Сборник «Чужой дневник» поделен на две части. Первая – «Страх» – перестроечная и постперестроечная публицистика Гранина. Вторая – «Чужой дневник» – путевые очерки советского времени. И та, и другая части посвящены интересному феномену: тому, как открывается человек, в буквальном смысле этого слова открывает себя миру и открывает мир для себя. Этот человек не просто вырос в наглухо закупоренном обществе. Он еще и прошел безжалостную войну. В него вбит инстинкт делить мир на наших/не наших, в него вколочена дисциплина. Взял под козырек: «Так точно» – и двинулся исполнять. Какую бы личную инициативу ты ни проявил по мере исполнения приказа, исток один: «Так точно».
Собственно, две части этого сборника вот об этом: как человек, разумный, порядочный, помещенный в эту ложную систему координат, выращивает себе душу; как он правильно определяет свое место в мире. Осевой очерк первой части – «Страх» (потому первая часть так и названа). Спокойное обнаружение Граниным того несомненного факта, что одна из скреп общества, в котором он вырос, – страх. Раз страх, то и преодоление страха, само собой. Поэтому так важен в этой части очерк о Хрущеве и Солженицыне.
Ось второй части – очерк «Чужой дневник» (опять-таки потому вторая часть так и названа). Гранин читает опубликованный дневник Паустовского о поездке советских писателей в Италию, Францию, Грецию, Болгарию в 1957 году, в которой и сам принимал участие; читает и вспоминает: а как он все это воспринимал? Он, впервые не на танке приехавший в чужие земли. В этом очерке есть эпизод, как раз связанный со страхом и преодолением страха.
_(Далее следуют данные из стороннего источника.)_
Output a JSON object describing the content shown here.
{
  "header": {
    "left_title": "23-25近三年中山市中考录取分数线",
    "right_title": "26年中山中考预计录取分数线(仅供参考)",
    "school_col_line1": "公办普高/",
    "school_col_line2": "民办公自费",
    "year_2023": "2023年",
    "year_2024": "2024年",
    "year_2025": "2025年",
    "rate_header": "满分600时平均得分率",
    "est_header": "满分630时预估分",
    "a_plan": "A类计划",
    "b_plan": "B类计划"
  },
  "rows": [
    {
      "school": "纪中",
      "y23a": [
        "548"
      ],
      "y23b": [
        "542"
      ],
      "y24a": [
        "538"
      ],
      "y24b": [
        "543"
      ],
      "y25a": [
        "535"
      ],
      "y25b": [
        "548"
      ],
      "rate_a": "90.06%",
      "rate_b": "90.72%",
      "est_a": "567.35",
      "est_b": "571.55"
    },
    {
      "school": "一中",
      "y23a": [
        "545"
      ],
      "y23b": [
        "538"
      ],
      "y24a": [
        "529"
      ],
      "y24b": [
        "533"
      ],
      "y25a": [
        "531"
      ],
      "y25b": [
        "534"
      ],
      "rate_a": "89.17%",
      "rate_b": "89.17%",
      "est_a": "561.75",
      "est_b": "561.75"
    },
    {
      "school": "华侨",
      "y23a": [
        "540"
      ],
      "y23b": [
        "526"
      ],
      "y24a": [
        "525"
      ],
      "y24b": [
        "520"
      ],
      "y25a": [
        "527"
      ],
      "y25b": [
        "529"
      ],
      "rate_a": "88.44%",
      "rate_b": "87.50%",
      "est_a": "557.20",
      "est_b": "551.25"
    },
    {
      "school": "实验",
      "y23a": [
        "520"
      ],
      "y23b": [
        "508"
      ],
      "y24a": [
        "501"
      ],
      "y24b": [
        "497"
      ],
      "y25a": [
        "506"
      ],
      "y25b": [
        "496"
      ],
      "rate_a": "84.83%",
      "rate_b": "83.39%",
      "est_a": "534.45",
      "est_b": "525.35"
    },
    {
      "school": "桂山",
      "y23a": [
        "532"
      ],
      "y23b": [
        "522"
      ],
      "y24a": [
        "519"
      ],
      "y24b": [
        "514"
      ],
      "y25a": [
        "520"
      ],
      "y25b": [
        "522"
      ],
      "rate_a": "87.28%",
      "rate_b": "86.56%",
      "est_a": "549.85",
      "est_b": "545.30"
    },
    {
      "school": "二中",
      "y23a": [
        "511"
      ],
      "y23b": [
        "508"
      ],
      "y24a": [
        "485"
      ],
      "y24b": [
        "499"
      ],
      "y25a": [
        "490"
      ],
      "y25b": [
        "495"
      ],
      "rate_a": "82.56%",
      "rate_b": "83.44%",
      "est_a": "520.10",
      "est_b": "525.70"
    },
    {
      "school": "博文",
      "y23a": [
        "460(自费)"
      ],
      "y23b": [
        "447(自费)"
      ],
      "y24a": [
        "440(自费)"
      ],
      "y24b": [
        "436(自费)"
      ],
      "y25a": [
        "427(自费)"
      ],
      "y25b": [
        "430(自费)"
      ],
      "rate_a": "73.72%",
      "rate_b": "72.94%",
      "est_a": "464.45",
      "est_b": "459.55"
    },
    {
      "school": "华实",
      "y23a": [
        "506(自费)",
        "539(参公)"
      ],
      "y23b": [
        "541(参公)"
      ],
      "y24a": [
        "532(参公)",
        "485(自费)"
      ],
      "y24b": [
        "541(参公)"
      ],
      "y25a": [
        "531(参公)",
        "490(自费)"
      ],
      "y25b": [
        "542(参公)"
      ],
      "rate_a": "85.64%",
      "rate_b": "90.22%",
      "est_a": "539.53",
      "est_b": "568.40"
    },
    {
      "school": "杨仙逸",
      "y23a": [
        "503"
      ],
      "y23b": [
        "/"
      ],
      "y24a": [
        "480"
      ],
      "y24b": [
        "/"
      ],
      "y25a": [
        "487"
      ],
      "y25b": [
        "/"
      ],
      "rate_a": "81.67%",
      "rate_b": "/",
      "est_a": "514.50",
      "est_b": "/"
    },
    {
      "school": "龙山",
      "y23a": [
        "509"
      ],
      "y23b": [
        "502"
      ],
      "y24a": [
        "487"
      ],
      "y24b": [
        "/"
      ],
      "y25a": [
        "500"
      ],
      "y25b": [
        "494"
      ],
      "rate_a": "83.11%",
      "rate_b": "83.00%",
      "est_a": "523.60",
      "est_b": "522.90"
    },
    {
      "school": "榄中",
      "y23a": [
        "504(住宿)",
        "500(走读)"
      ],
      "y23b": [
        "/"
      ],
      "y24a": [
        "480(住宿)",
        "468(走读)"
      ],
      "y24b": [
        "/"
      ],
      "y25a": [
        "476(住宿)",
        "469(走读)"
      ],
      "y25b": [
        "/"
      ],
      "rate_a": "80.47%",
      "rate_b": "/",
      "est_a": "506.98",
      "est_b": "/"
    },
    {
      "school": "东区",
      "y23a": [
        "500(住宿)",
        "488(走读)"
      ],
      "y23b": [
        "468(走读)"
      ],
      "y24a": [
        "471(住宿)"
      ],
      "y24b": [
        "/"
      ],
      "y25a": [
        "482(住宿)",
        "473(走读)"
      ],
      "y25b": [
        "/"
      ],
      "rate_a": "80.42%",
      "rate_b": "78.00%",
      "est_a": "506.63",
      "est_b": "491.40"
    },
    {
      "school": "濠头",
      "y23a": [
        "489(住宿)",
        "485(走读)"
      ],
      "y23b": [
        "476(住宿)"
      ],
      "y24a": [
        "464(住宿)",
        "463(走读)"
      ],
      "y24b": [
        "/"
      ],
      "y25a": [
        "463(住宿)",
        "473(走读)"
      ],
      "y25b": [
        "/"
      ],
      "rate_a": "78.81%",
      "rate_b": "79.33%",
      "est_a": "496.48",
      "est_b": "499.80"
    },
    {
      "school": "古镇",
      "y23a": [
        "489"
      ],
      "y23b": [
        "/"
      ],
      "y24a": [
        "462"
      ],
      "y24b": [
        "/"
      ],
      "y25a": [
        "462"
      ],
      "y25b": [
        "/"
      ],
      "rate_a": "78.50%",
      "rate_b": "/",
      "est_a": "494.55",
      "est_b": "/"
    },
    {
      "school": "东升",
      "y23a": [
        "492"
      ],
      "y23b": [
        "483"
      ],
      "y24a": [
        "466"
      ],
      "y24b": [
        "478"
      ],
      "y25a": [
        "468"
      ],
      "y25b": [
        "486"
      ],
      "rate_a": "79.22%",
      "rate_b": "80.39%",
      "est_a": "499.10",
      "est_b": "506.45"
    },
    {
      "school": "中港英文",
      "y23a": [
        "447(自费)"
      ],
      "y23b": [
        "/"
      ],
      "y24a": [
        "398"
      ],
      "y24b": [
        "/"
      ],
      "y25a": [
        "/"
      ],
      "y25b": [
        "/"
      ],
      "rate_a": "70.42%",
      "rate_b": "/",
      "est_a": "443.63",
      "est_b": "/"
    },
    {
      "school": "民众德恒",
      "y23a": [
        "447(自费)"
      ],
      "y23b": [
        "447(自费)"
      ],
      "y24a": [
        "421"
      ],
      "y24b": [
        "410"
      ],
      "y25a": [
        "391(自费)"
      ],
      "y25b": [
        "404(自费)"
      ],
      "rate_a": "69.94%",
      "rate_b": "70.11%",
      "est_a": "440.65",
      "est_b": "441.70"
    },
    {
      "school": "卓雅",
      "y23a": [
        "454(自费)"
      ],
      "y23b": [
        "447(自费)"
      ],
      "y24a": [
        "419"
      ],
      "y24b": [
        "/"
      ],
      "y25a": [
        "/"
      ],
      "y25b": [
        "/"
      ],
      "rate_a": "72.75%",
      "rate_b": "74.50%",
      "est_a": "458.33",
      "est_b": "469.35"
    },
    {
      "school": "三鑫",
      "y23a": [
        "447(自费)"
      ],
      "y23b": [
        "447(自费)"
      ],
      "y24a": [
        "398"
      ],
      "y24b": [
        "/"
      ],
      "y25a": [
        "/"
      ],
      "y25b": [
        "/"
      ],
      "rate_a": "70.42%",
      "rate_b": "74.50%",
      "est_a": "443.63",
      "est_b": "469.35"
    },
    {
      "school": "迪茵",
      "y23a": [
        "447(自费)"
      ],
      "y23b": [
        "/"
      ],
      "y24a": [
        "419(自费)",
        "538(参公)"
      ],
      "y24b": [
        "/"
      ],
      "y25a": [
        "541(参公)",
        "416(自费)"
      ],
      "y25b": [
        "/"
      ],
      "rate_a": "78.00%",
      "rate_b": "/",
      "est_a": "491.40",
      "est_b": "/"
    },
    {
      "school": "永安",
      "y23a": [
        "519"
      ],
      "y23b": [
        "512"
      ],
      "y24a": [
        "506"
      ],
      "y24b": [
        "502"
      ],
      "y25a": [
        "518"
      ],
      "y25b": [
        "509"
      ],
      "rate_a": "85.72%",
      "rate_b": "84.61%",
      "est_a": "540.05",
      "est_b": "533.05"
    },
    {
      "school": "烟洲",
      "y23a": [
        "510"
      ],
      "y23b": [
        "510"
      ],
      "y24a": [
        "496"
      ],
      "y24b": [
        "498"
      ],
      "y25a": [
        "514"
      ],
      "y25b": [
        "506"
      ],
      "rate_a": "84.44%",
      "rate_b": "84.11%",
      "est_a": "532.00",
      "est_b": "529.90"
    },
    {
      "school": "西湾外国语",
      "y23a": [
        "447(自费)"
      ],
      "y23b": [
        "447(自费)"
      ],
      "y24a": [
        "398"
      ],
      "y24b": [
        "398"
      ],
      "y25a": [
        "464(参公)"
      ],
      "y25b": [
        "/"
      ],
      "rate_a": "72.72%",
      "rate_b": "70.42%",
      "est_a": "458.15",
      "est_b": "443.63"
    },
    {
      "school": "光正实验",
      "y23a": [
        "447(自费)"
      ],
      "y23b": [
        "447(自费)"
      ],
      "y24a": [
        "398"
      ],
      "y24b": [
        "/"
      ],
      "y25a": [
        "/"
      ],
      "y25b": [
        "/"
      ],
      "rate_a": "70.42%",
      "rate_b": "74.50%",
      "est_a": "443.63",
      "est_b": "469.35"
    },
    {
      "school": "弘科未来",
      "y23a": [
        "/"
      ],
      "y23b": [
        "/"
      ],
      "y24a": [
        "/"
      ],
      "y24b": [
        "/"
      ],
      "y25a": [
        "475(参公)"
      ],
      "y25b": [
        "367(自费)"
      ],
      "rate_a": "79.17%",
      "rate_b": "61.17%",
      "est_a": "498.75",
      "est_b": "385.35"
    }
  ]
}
Очень важный, на мой взгляд, эпизод. В Ватикане к Гранину подходит молодой католический священник и на правильном, хотя и с акцентом, русском языке объясняет: он – ученик великого русского поэта и философа Вячеслава Иванова. Он так рад, что встретился с русским писателем. Не мог бы русский писатель встретиться с ним: от Вячеслава Иванова остался богатейший архив, для русского писателя было бы счастьем, наверное, с этим архивом ознакомиться. Гранин в ужасе шарахается от... католика в рясе. Все, сейчас заманит в подземелья Ватикана – и конец. По прошествии лет Даниил Александрович с печалью и стыдом смотрит на этот эпизод: «Я, я, что за странное слово? Неужели я, прошедший войну, был так запуган и зашу- ган, что вот так шарахнулся от протянутой руки мировой культуры?»
Гранин Даниил. Чужой дневник. – М.:КоЛибри, Азбука-Аттикус, 2018. – 416 с.